Myths and Facts About STDs

Myths and Facts About STDs

Sexually transmitted diseases (STDs) are one of the biggest concerns of sex. Due to sexual activities, especially via unprotected sex, people are easy to get many diseases and infections. But, there’re lots of misinformation about sex, STDs or sexual health you may not know. Though you’ve only heard something you’re not sure, you still believe it. This isn’t good for your sex life. To make sure all information is right, you should read myths and facts about STDs.

Myth: STDs often have specific symptoms

The fact is many STDs don’t have any symptoms. Though you get one of them, your body doesn’t show any signs. Some people get herpes, for example, they don’t know they get the infection until their partners are infected through sexual acts. Normally, you realize herpes through some symptoms, such as burning, itching blisters. You may even feel pain during sex or urination. However, some people don’t show symptoms like that. They don’t feel any changes in the body. So, it’s better to get tested regularly to avoid STDs. Through pap smear or STI screening tests, you may know some STDs like HPV, gonorrhea or chlamydia.

 

Pap smear will show what types of STDs you get

Pap smear will show what types of STDs you get

Myth: You get an STD from toilet seat

The truth is: there is no obviously evidence about this. Bacteria and viruses are hard to thrive outside. They just love living inside human body. Thus, getting an STD from toilet seat is a difficult thing. However, you should notice that herpes can be spread through skin contact. If you and other people are sharing a toilet seat at the same time, you still have chance to get herpes from them. Besides, be careful when using the toilet in public, you may get some fungal infections from this place.

Myth: Oral sex is safe and doesn’t spread STDs

The fact is oral sex isn’t as safe as you think. During oral sex, you can give an STD for your partners or you may get from them. Not all of STDs are spread through oral sex. But there’re some infections can be transmitted through oral sex. For example, if you have oral herpes (cold sores) and have oral sex, your partner will be infected with herpes in genitals. To avoid STDs, you should wear condoms when having sex. Also, avoid performing sex if you’re in a recurrence of herpes. Though herpes can’t treated completely, medications may reduce symptoms and prevent recurrences. Antiviral drugs like Acyclovir, Valtrex and Famvir are used to treat herpes. Or you can apply Prosurx cream. It’s considered one of the best creams for herpes.

ProsurX is used to treat herpes

ProsurX is used to treat herpes

Myth: Condoms protects against STDs completely

In reality, condoms are considered one of the best protective methods against STDs. But a condom doesn’t provide 100% protection from some STDs. You also know that condoms only cover the penis, they don’t cover all area of genitals. But herpes blisters can be outside the covered area like buttocks or thighs. Your partners still have risk to get herpes though you wear a condom. Thus, you shouldn’t have sex when having herpes.

Myth: Sex is the only road that gives STDs for you

The fact is: needless to have sex, you can also get STDs. Mutual masturbation or sharing personal items will give you STDs or STIs. You may get chlamydia, syphilis, HPV and other infection from them.

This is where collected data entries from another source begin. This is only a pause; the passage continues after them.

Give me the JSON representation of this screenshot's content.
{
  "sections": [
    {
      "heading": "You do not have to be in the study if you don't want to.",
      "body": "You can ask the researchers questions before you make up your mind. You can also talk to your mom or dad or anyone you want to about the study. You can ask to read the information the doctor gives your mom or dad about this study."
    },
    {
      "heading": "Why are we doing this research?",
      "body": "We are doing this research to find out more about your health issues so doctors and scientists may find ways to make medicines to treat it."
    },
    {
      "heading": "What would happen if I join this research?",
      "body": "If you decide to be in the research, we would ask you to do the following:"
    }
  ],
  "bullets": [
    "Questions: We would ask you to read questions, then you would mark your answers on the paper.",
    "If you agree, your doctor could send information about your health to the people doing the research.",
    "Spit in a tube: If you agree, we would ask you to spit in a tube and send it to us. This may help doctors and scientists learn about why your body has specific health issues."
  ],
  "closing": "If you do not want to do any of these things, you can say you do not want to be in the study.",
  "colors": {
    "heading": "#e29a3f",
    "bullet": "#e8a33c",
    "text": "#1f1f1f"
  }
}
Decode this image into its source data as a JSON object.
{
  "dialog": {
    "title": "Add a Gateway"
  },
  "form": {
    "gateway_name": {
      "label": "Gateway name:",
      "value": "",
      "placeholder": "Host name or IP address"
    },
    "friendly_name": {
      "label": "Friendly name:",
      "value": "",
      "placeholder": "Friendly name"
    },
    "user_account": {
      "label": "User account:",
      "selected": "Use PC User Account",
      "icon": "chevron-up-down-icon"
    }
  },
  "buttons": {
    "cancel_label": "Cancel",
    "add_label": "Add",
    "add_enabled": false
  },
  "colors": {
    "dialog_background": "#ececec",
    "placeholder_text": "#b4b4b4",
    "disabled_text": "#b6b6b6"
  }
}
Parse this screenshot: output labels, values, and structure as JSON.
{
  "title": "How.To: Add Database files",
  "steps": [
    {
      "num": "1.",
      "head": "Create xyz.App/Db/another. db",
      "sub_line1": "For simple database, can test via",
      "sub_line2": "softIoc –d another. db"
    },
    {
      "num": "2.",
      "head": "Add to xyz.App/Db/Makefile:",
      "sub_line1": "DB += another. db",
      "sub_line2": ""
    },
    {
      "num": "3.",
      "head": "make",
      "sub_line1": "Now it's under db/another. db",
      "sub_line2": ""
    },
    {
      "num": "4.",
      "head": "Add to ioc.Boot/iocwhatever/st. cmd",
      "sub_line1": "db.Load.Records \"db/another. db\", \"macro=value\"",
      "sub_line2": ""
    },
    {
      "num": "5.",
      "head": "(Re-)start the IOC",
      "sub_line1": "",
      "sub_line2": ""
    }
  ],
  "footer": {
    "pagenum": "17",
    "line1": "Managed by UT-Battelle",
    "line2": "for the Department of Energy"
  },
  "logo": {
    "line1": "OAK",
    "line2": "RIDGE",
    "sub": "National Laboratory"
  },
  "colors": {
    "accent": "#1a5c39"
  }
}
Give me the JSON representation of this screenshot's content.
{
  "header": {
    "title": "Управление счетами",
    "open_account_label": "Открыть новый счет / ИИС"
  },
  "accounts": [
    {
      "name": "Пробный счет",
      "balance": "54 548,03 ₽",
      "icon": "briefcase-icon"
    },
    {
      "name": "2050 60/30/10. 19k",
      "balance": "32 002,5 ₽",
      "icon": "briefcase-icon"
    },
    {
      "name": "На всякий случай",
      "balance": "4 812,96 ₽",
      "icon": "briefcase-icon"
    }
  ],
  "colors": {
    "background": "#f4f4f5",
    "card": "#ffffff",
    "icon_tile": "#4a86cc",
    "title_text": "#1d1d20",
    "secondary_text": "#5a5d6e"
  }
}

Myth: Each STD has its own symptoms and you can distinguish easily

In fact, STDs have their own symptoms, but you maybe misunderstand among them. Most STDs or STIs have the common signs like burning, itch, irritation or pain during intercourse. When in doubt, you should get tested to know your infection correctly. It’s best to check out for STIs once a year or after unprotected sex.

You should get tested for STIs once a year or after having unprotected sex

You should get tested for STIs once a year or after having unprotected sex

Myth: Many STDs can be treated completely and have no recurrences or complications

The truth is: you can treat STDs easily in the early stage. But some STDs can’t be treated such as HPV and herpes. While treatments heal infections at that time, recurrences occur many times. They have long term implications. Some STDs may lead to severe issues, like pelvic pain, destroying your fallopian tubes or affecting infertility. To prevent complications, you should meet your doctor and ask for treatments to make sure you’re in clear.

Myth: STDs don’t occur for some people who are in monogamous relationship

In reality, monogamous relationship prevents you from getting STDs. But it doesn’t provide 100% protection. Due to your ages, health and gender, infections doesn’t discriminate. All- aged man and women are at risks for STIs. Especially, woman are more likely to get an STD or infection than men. As the vagina lining is thinner and weaker than the skin on the penis, it’s easier for viruses and bacteria to enter the vagina. Yeast infection, chlamydia, herpes are common STIs women may get. Thus, you still get or spread STIs though you’re in monogamous relationship.

All people are in danger of getting an STD at some points in their lives. It’s important to get more correctly information about sexual health before having sex. This protects you and your partner from getting unwanted infections. It’s suggested that you should have a conversation with your new partner before performing sex. It doesn’t sound like the romantic thing. But if your partner cares about your health, he/she will listen and engage.